Transitive, a start-up specialising in software that translates software for one chip so it can run on another, plans to release software this quarter so programs for Sun Microsystems’ Sparc chips can be used on Intel Xeon chips.
This is very interesting, because there is still virtually no commercial software from ISVs for Solaris x86 available. So the Opteron workstations from Sun could only be used as development machines. With the possibility of translation similiar to Apples Rosetta, the user finally can start to use Solaris software for SPARC on these machines and if they are not satisfied with the performance, they can put more pressure on ISVs for supporting their software for Solaris x86.
True, two that come to mind, that are on SPARC but not x86 are Framemaker and Acrobat Reader.
The problem, howevwer with translation is this; whether the vendor will actually eventually port or will they turn around and say, “hey, it works well enough on the translation layer, who cares about porting it!”.
No I don’t think this is a valid excuse, just as little, as for developers for MacOS X software, not to provide Intel binaries. This is especially valid for ressource hungry software like software for EDA, CAE, CAM … So running this software with translation software is a proof of concept, but for production, native software is still required.
Regards,
Anton
Given Adobes past actions in regards to porting (exampl being frammaker on Linux), I am very skeptical as to whether they’re willing to port anything or any substantial value to Solaris, let alone any other platform.
Good news but it would be even better to be able to translate x86 to (insert favourite processor here).
I find it strange and somehow funny that all modern x86 CPUs are essentially RISCs dressing as ugly x86-CISCs for the sake of backwards compatibility.
If we could get past this stage assembly code would both look nicer and run faster. That’s at least my guess…

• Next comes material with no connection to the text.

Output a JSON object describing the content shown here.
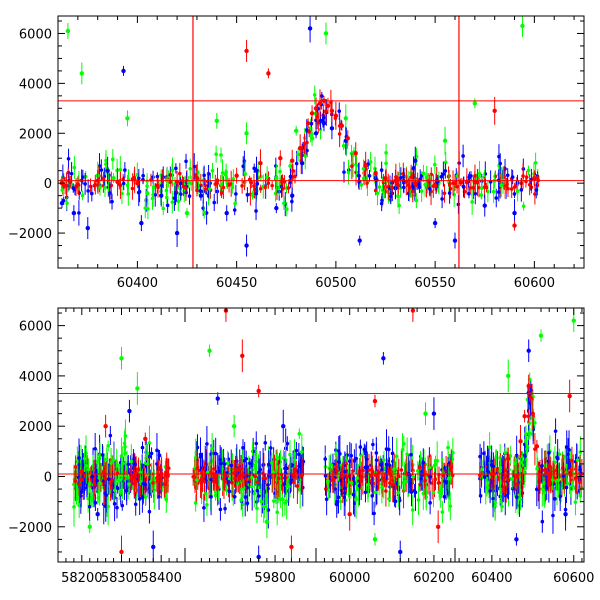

While I dislike the x86 ISA too (at least x86-64 has 16 registers) Transmeta tried to translate x86 to a VLIW which was custom designed to emulate x86 (having a compatible FPU for example) and they still performed quite poorly on the benchmarks..
Sure Transmeta’s failure doesn’t mean that it is impossible but it seems nearly impossible.
Also remember that the RISC should have a FPU which is capable of handling at least 80-bit floating operations mode: otherwise it would be very slow in non-SSE FP operations..
AFAIK OoO x86 is faster on general integer code because it usually decode/commit less instructions even if issue rate is the same.
Floating point code is weaker because of x87 legacy (Hope it will be kicked off in a future).
PPC970 processor has some quirks in microarchitecture so it can’t stand against x86 in despite of the fact what 970 is even more complex conceptually than recent P6-derivatives.
Other RISC vendors (SUN =) are lagging behind with their products.
Of course in embedded world the situation is different.